This precious survey shows how Pollock tried his hand at different kinds of printmaking, sporadically, presumably motivated by mentors like Thomas Hart Benton, and by the opportunity, never realized, to increase his income. My few remarks concern the etchings.

Pollock did not attempt intaglio printmaking (scratching lines into metal) until the autumn of 1944, encouraged by his longtime comrade Reuben Kadish to utilize the famous Atelier 17, displaced by the War from Paris to the New School in Greenwich Village. Having worked with many of Pollock's favorite artists in Paris, including Wassily Kandinsky, Joan Miró and Pablo Picasso, Stanley William Hayter, the impresario of Atelier 17 now welcomed fellow refugees, like André Masson, Marc Chagall and Yves Tanguy. Although Pollock's intaglio prints took inspiration from the graphic automatism of Joan Miró etchings published by Pierre Matisse Gallery in the late 1930s, his decision to try intaglio was likely instigated by the exhibition devoted to Atelier 17 at the Museum of Modern Art from June to October 1944. In 1945 Hayter moved his operation to 46 E. 8th St., across the street from the apartment shared by Pollock and Lee Krasner.

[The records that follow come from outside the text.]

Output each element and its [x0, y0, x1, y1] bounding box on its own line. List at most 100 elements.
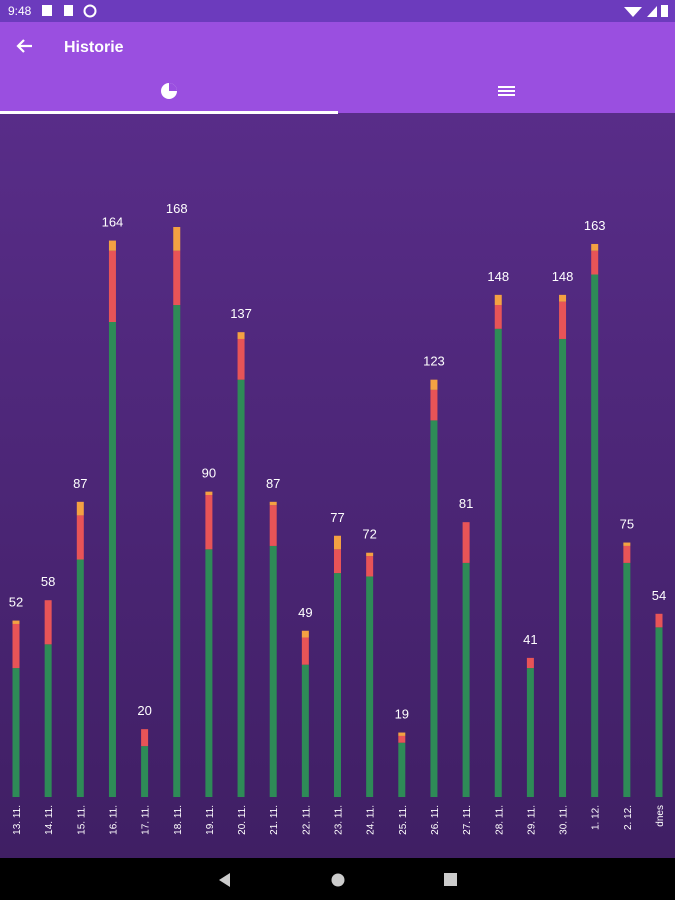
bar-segment — [301, 664, 309, 797]
x-tick-label: 28. 11. — [494, 805, 505, 835]
bar-segment — [237, 332, 245, 339]
total-label: 58 — [41, 574, 55, 589]
bar-segment — [430, 389, 438, 421]
bar-segment — [334, 535, 341, 550]
bar-segment — [462, 562, 470, 797]
app-bar — [0, 22, 675, 113]
total-label: 49 — [298, 605, 312, 620]
total-label: 77 — [330, 510, 344, 525]
status-bar — [0, 0, 675, 22]
total-label: 148 — [552, 269, 574, 284]
bar-segment — [494, 294, 502, 306]
list-tab[interactable] — [498, 86, 515, 96]
total-label: 168 — [166, 201, 188, 216]
bar-segment — [12, 623, 20, 669]
bar-segment — [366, 552, 374, 557]
bar-segment — [559, 294, 567, 302]
bar-segment — [108, 322, 116, 797]
x-tick-label: 29. 11. — [526, 805, 537, 835]
signal-icon — [647, 6, 657, 17]
x-tick-label: 24. 11. — [366, 805, 377, 835]
bar-segment — [526, 657, 534, 669]
bar-segment — [398, 735, 406, 743]
x-tick-label: 17. 11. — [141, 805, 152, 835]
bar-segment — [366, 576, 374, 797]
bar-segment — [76, 501, 84, 516]
bar-segment — [205, 491, 213, 496]
bar-segment — [655, 613, 663, 628]
bar-segment — [141, 729, 149, 747]
battery-icon — [661, 5, 668, 17]
x-tick-label: 30. 11. — [559, 805, 570, 835]
bar-segment — [623, 545, 631, 563]
x-tick-label: 25. 11. — [398, 805, 409, 835]
status-icon — [42, 5, 52, 16]
bar-segment — [301, 637, 309, 665]
bar-segment — [398, 742, 406, 797]
x-tick-label: 20. 11. — [237, 805, 248, 835]
x-tick-label: 26. 11. — [430, 805, 441, 835]
total-label: 19 — [395, 707, 409, 722]
x-tick-label: 23. 11. — [334, 805, 345, 835]
bar-segment — [559, 301, 567, 339]
total-label: 81 — [459, 496, 473, 511]
x-tick-label: 19. 11. — [205, 805, 216, 835]
total-label: 52 — [9, 595, 23, 610]
total-label: 54 — [652, 588, 666, 603]
bar-segment — [237, 379, 245, 797]
total-label: 72 — [362, 527, 376, 542]
bar-segment — [591, 250, 599, 275]
bar-segment — [591, 243, 599, 251]
x-tick-label: 15. 11. — [76, 805, 87, 835]
bar-segment — [526, 668, 534, 797]
total-label: 148 — [487, 269, 509, 284]
x-tick-label: 16. 11. — [108, 805, 119, 835]
total-label: 123 — [423, 354, 445, 369]
total-label: 75 — [620, 517, 634, 532]
back-button[interactable] — [16, 39, 32, 53]
chart-tab[interactable] — [161, 83, 177, 99]
total-label: 163 — [584, 218, 606, 233]
bar-segment — [108, 240, 116, 251]
nav-recent[interactable] — [444, 873, 457, 886]
total-label: 20 — [137, 703, 151, 718]
nav-home[interactable] — [331, 873, 345, 887]
bar-segment — [205, 495, 213, 550]
bar-segment — [334, 549, 341, 574]
bar-segment — [655, 627, 663, 797]
total-label: 137 — [230, 306, 252, 321]
bar-segment — [269, 501, 277, 506]
status-icon — [83, 4, 97, 18]
bar-segment — [76, 515, 84, 560]
total-label: 41 — [523, 632, 537, 647]
bar-segment — [173, 227, 181, 251]
bar-segment — [269, 545, 277, 797]
status-icon — [64, 5, 73, 16]
bar-segment — [108, 250, 116, 322]
bar-segment — [462, 522, 470, 563]
x-tick-label: 13. 11. — [12, 805, 23, 835]
nav-back[interactable] — [219, 873, 230, 887]
bar-segment — [559, 338, 567, 797]
total-label: 87 — [73, 476, 87, 491]
bar-segment — [366, 556, 374, 577]
x-tick-label: dnes — [655, 805, 666, 827]
x-tick-label: 2. 12. — [623, 805, 634, 830]
bar-segment — [173, 305, 181, 797]
bar-segment — [430, 379, 438, 390]
bar-segment — [269, 505, 277, 546]
tab-indicator — [0, 111, 338, 114]
x-tick-label: 14. 11. — [44, 805, 55, 835]
bar-segment — [76, 559, 84, 797]
total-label: 164 — [102, 215, 124, 230]
bar-segment — [44, 600, 52, 645]
bar-segment — [141, 746, 149, 797]
bar-segment — [623, 542, 631, 546]
bar-segment — [494, 328, 502, 797]
bar-segment — [494, 305, 502, 329]
app-title: Historie — [64, 39, 124, 56]
bar-segment — [301, 630, 309, 638]
bar-segment — [44, 644, 52, 797]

Pollock's life was too busy in late 1944 and 1945 for sustained printmaking: he had to prepare for his second solo show at Peggy Guggenheim's Art of This Century gallery, which helped build his confidence to marry Krasner in October 1945 and then in November to re-locate permanently from Manhattan to Long Island. There he began to paint on the floor the way a printmaker works on images, from above. The few fruits of Pollock's introduction to intaglio were a handful of trial proofs pulled from roughly a dozen plates. Some are utterly simple, stressing an unschooled grasp of representation in sympathy with prehistoric art, children's art, or graffiti. Images of slithering snakes appear throughout his work, as do snaking lines that refuse to take shape as anything other than themselves. But the majority of Pollock's etchings are brashly overworked, pulsing throughout with impetuously etched lines and shadows that simultaneously indicate and obliterate interacting nude figures, their disjointed, ideographic body parts similar in graphic vocabulary to the bizarre vestiges of figures in Pollock's paintings, watercolors and drawings from these same years. De Kooning's paintings from the early 1940s share the sense of grotesquely distorted figures in flux with an occasional glimpse of something familiar in the chaos, like a matchbook, or in one of Pollock's largest horizontal etchings a fork on the ground.

Pollock worked up a few of his ambitious trial proofs as gifts for friends, adding washes and accents with watercolor and gouache to the inky visual excitement of the underlying print images. But he never exhibited or published any of his intaglio prints. It was Lee Krasner in 1967 who saw to that, publishing editions printed by Emiliano Sorini from seven plates. She realized these grotesquely lyrical images made in reverse supplement Pollock's works. No matter what the medium he used for self-expression in 1944 and 1945 Pollock increasingly began to treat line and texture per se as pure graphic energy.